Когда вернусь в казанские снега… - стр. 67
Провожаемые этой страшной улыбкой, мы вышли на волю и удалились из папских покоев, поняв, что томящееся в них взаперти время – тоже, и вовсе, не наше.
А снаружи – дул мистраль, ветр вдохновенного безумия, что и матёрому мужу смущает разум, выдувая из души и сердца сумрак самодостаточной гордыни.
Дул мистраль, населяющий солнечное пространство осени призраками и воспоминаниями о небывшем, потому что всё, что взаправду было, было иначе, чем воображается нам.
Дул мистраль, вредный здоровью северян, наделяющий их головною болью, сведший с ума Ван Гога в кущах багряных виноградников и спиральных кипарисов Арля, но лишь укрепивший разум Сезанна, который, как оказалось, совсем ничего не выдумывал, а лишь точно запечатлевал своей кистью пёструю и дымчатую жизнь вокруг меловой горы Виктуар. Ибо таков он и есть, Прованс, с его Эксом, Арлем, Авиньоном и Марселем, с его голубыми фиордами-калангами скалистого побережья, заросшего пиниями воображаемой вечности.

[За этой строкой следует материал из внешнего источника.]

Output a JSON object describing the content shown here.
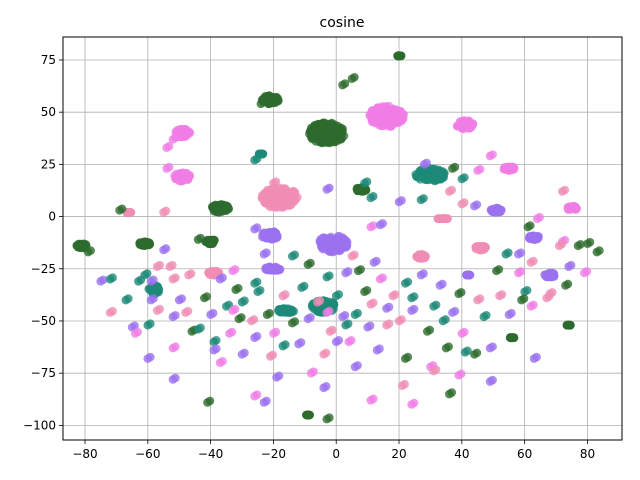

Человек – он ищет оправданье своему бытию и своим же скитаньям по жизни. Человек – он разумеет, что его пребыванье в пределах природы и географии подобно существованью хоть бы и древесного листа, однажды трепетавшего на ветви платана, а далее – несомого ветром в направлении неведомом и неопределённом, и нет человека, чьё бытие было б сродни неподвижному камню…
Всё, что происходит, происходит в душе. Лишь душа различает незримые связи, ускользнувшие от многого знанья, но душа – она либо дремлет и спит, либо дрожит и боится, и только земная любовь и Божий мистраль помогают ей видеть и понимать, что в мире взаимосвязано всё – даже то, что и вовсе несопоставимо.

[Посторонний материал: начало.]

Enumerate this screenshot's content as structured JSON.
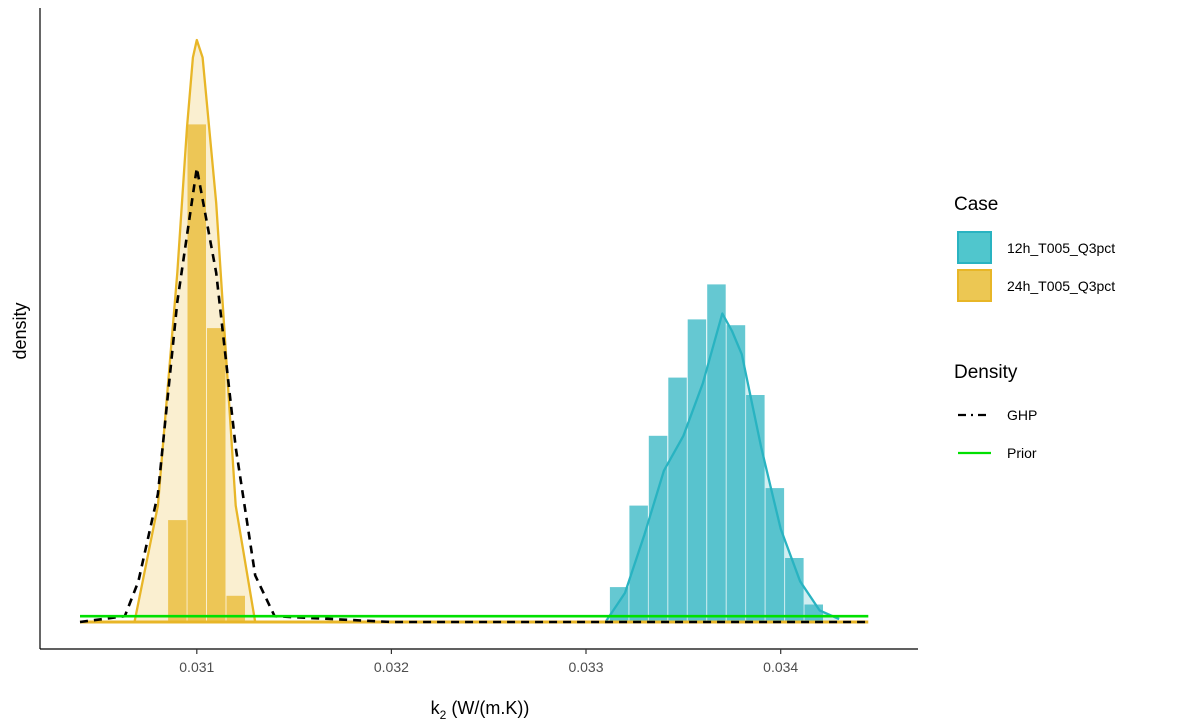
{
  "chart_data": {
    "type": "histogram+density",
    "xlabel": {
      "base": "k",
      "sub": "2",
      "rest": " (W/(m.K))"
    },
    "ylabel": "density",
    "xlim": [
      0.0304,
      0.0345
    ],
    "xticks": [
      0.031,
      0.032,
      0.033,
      0.034
    ],
    "xtick_labels": [
      "0.031",
      "0.032",
      "0.033",
      "0.034"
    ],
    "ylim": [
      0,
      1
    ],
    "y_ticks_shown": false,
    "grid": false,
    "legend_position": "right",
    "legend": {
      "case_title": "Case",
      "case_entries": [
        {
          "label": "12h_T005_Q3pct",
          "color": "#29b3c1"
        },
        {
          "label": "24h_T005_Q3pct",
          "color": "#e8b627"
        }
      ],
      "density_title": "Density",
      "density_entries": [
        {
          "label": "GHP",
          "color": "#000000",
          "style": "dashed"
        },
        {
          "label": "Prior",
          "color": "#00e000",
          "style": "solid"
        }
      ]
    },
    "series": [
      {
        "name": "24h_T005_Q3pct",
        "color": "#e8b627",
        "bin_width": 0.0001,
        "histogram": {
          "x": [
            0.0309,
            0.031,
            0.0311,
            0.0312
          ],
          "y": [
            0.175,
            0.855,
            0.505,
            0.045
          ]
        },
        "density": {
          "x": [
            0.03068,
            0.0308,
            0.0309,
            0.03095,
            0.03098,
            0.031,
            0.03103,
            0.0311,
            0.0312,
            0.0313
          ],
          "y": [
            0.0,
            0.2,
            0.6,
            0.85,
            0.97,
            1.0,
            0.97,
            0.72,
            0.2,
            0.0
          ]
        }
      },
      {
        "name": "12h_T005_Q3pct",
        "color": "#29b3c1",
        "bin_width": 0.0001,
        "histogram": {
          "x": [
            0.03317,
            0.03327,
            0.03337,
            0.03347,
            0.03357,
            0.03367,
            0.03377,
            0.03387,
            0.03397,
            0.03407,
            0.03417
          ],
          "y": [
            0.06,
            0.2,
            0.32,
            0.42,
            0.52,
            0.58,
            0.51,
            0.39,
            0.23,
            0.11,
            0.03
          ]
        },
        "density": {
          "x": [
            0.0331,
            0.0332,
            0.0333,
            0.0334,
            0.0335,
            0.0336,
            0.0337,
            0.03375,
            0.0338,
            0.0339,
            0.034,
            0.0341,
            0.0342,
            0.0343
          ],
          "y": [
            0.0,
            0.05,
            0.15,
            0.26,
            0.32,
            0.41,
            0.53,
            0.5,
            0.46,
            0.3,
            0.16,
            0.07,
            0.02,
            0.005
          ]
        }
      }
    ],
    "density_lines": [
      {
        "name": "GHP",
        "style": "dashed",
        "color": "#000000",
        "x": [
          0.0304,
          0.03063,
          0.0307,
          0.0308,
          0.0309,
          0.031,
          0.0311,
          0.0312,
          0.0313,
          0.0314,
          0.032,
          0.0333,
          0.03445
        ],
        "y": [
          0.0,
          0.01,
          0.07,
          0.22,
          0.55,
          0.78,
          0.6,
          0.3,
          0.08,
          0.01,
          0.0,
          0.0,
          0.0
        ]
      },
      {
        "name": "Prior",
        "style": "solid",
        "color": "#00e000",
        "x": [
          0.0304,
          0.03445
        ],
        "y": [
          0.01,
          0.01
        ]
      }
    ]
  }
}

Но разве понимают это случайные люди, заморские туристы, обязательные посетители Авиньона и Турина, Святой земли и Синая, где закутанный в кефи лукавый бедуин считает их всех богатыми идиотами и катает за мзду на своём худосочном верблюде вкруг монастыря Св. Екатерины, хранящего за своими высокими каменными стенами и Моисееву «неопалимую купину», и первые изображенья Христа, и подлинный отпечаток руки Святого пророка ислама? Одного этого верблюда и запомнят они, поскольку заплатили за своё катанье живые деньги, и редко кто из них, людей двунадесяти языков, посмотрит вверх и ощутит дрогнувшим сердцем, что их, таких разных, нерасторжимо связывает между собою единый воздух мира, тот самый, что из космоса выглядит лишь голубой нежной дымкой над планетой людей, в каждом из которых, как неизбежно вспомнится, убит Моцарт…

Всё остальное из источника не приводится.